Climate change remains a political football in the West, but globally the phenomenon is taken seriously. In early December the world will gather in Paris for the United Nations Climate Change Conference (COP21), where they aim to achieve a universal agreement on climate change. The effects of climate change in Central Asia, as Benjamin Orlove of Columbia University articulated in an interview with The Diplomat earlier this year, are usually discussed with regard to water. Changes in winter snowfall impact the volume of spring melts, which impacts reservoir levels as well as how much water ultimately flows downstream.
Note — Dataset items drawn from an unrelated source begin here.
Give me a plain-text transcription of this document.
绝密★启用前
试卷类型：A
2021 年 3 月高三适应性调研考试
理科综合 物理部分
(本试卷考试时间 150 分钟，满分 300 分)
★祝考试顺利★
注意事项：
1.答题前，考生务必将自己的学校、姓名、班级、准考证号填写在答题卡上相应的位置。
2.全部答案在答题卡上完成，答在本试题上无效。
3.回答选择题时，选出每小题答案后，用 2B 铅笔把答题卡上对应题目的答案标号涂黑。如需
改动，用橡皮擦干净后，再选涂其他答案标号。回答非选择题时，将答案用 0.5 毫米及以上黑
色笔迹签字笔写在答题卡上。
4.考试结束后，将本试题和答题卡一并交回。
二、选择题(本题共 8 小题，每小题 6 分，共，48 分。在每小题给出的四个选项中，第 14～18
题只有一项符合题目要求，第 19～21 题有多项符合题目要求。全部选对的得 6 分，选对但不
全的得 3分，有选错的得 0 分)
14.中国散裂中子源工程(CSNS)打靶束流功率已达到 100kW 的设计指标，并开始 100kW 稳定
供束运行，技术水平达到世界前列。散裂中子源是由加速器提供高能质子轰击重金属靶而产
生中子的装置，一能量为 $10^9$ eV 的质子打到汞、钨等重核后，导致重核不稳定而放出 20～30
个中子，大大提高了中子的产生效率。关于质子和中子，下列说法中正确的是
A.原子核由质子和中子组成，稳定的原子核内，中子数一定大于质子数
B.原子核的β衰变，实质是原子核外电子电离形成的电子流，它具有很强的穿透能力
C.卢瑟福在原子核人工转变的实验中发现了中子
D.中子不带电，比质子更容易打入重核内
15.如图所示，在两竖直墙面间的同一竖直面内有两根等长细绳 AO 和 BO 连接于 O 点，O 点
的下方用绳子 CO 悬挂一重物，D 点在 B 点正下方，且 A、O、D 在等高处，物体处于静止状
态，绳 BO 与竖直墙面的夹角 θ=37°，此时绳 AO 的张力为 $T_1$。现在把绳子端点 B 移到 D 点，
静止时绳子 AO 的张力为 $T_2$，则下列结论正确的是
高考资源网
Kyrgyzstan and Tajikistan are banking on hydropower to generate energy and revenue, while Uzbekistan and Turkmenistan rely on water for their cotton fields. In addition, the oil and gas export business, which Kazakhstan, Turkmenistan, and to a lesser degree Uzbekistan, rely on for revenue, is becoming less profitable. It’s a tangle of environmental and economic concerns, long term damage, and short term profit.

Kazakhstan is among the top 30 carbon dioxide emitters, globally. The state says it wants to crack down on emissions and plans to tighten environmental regulations. While islands sinking into the sea and vanishing glaciers are the global faces of climate change, the saga of the saiga may join devastating images of the Aral Sea’s destruction as a regional touchstone for the issue.